Я мог убедиться, что они ничего не упрощали и не мистифицировали читателя, обнародуя подобное. Тут я мог вполне успокоиться. Но меня-таки попробовали поставить «на место» молодые ребята.
Это был красивейший мир, красивейшие места. Даже на Дальнем Востоке, когда уже и мир был не сер и я мог смотреть живым взглядом вокруг, не видел я такой красоты. Океан золотых лесов, хрустальный воздух высокогорья. в сияющем небе парила птица, парили в прозрачном воздухе леса и луга, парили ручьи, парила в надгорных далях мысль. Но в этом прекрасном мире, в жилых домах, в лабораториях, под куполами обсерватории действовали локтями и словом не мягче, чем на коммунальной кухне. Они напоминали корабль на Солярисе в отличие от Дома на Земле. То же осваивание привычным бытом, привычными тупиками того, что шире — с пустотами и незнанием. Этот возможностный Мир был благ вот этой, всегда большей широтой с пустотами. у человека же — гомеостаз, внутренняя среда, аура его быта — он носит свое с собой.

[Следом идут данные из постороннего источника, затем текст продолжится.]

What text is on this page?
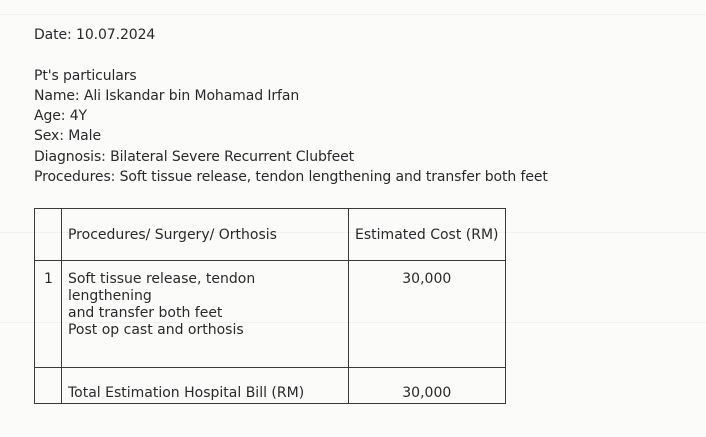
Date: 10.07.2024
Pt's particulars
Name: Ali Iskandar bin Mohamad Irfan
Age: 4Y
Sex: Male
Diagnosis: Bilateral Severe Recurrent Clubfeet
Procedures: Soft tissue release, tendon lengthening and transfer both feet

	Procedures/ Surgery/ Orthosis	Estimated Cost (RM)

1	Soft tissue release, tendon lengthening
and transfer both feet
Post op cast and orthosis	30,000

	Total Estimation Hospital Bill (RM)	30,000
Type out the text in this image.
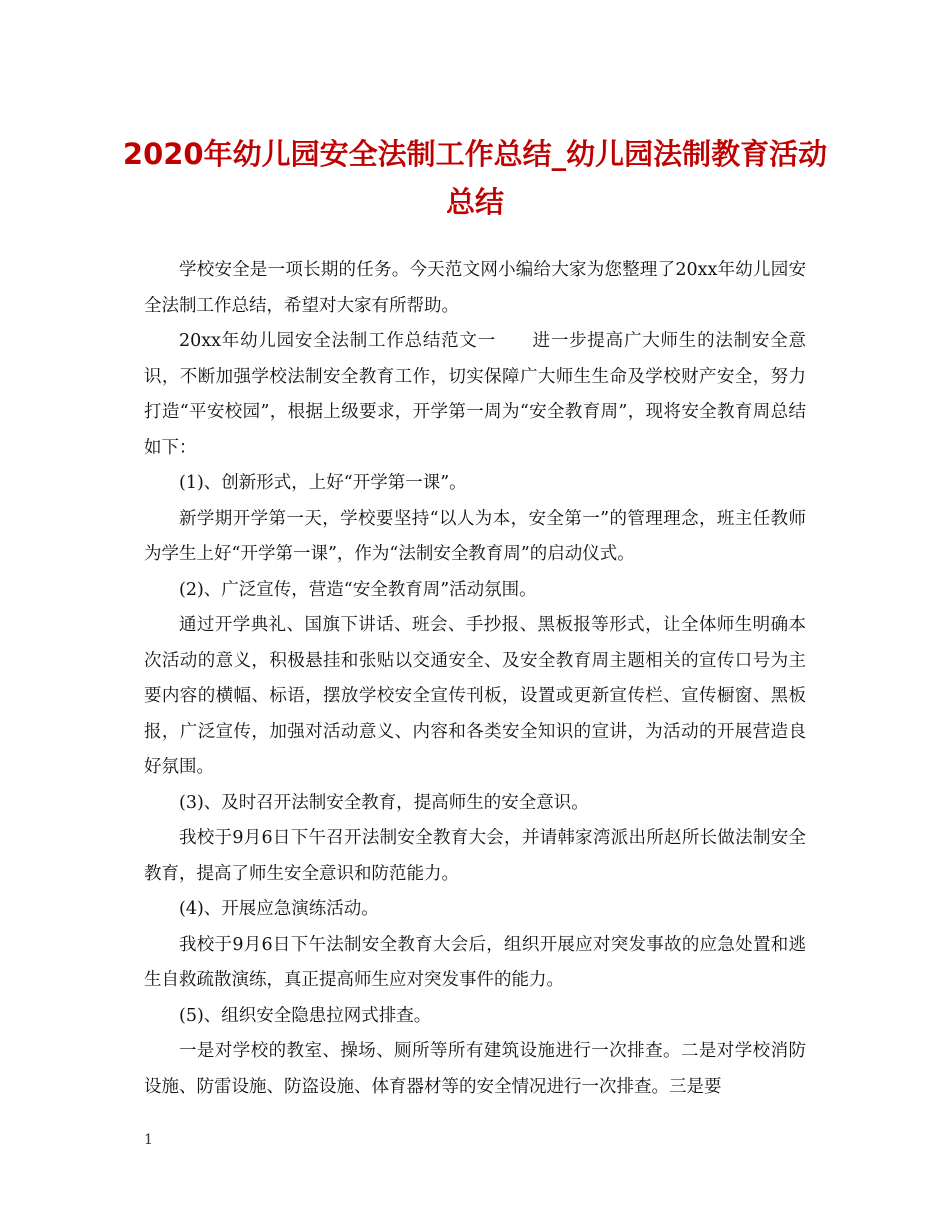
2020年幼儿园安全法制工作总结_幼儿园法制教育活动总结

学校安全是一项长期的任务。今天范文网小编给大家为您整理了20xx年幼儿园安全法制工作总结，希望对大家有所帮助。

20xx年幼儿园安全法制工作总结范文一　　进一步提高广大师生的法制安全意识，不断加强学校法制安全教育工作，切实保障广大师生生命及学校财产安全，努力打造“平安校园”，根据上级要求，开学第一周为“安全教育周”，现将安全教育周总结如下：

(1)、创新形式，上好“开学第一课”。

新学期开学第一天，学校要坚持“以人为本，安全第一”的管理理念，班主任教师为学生上好“开学第一课”，作为“法制安全教育周”的启动仪式。

(2)、广泛宣传，营造“安全教育周”活动氛围。

通过开学典礼、国旗下讲话、班会、手抄报、黑板报等形式，让全体师生明确本次活动的意义，积极悬挂和张贴以交通安全、及安全教育周主题相关的宣传口号为主要内容的横幅、标语，摆放学校安全宣传刊板，设置或更新宣传栏、宣传橱窗、黑板报，广泛宣传，加强对活动意义、内容和各类安全知识的宣讲，为活动的开展营造良好氛围。

(3)、及时召开法制安全教育，提高师生的安全意识。

我校于9月6日下午召开法制安全教育大会，并请韩家湾派出所赵所长做法制安全教育，提高了师生安全意识和防范能力。

(4)、开展应急演练活动。

我校于9月6日下午法制安全教育大会后，组织开展应对突发事故的应急处置和逃生自救疏散演练，真正提高师生应对突发事件的能力。

(5)、组织安全隐患拉网式排查。

一是对学校的教室、操场、厕所等所有建筑设施进行一次排查。二是对学校消防设施、防雷设施、防盗设施、体育器材等的安全情况进行一次排查。三是要

1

В этом мире разомкнутых форм познания все бранили друг друга. Научные мужи обвиняли философов в догматичности и неконкретности, философы — ученых опять же в догматичности, но также и в том, что они подобно классическим художникам изображают неподвижный, механистичный мир, не меняющийся, с дурными бесконечностями и вечностью — птица у них не летит, а висит в небе. и человека, присовокупляли гуманитарии, в научной картине мира по сути дела нет, даже и с прибавлением наблюдателя.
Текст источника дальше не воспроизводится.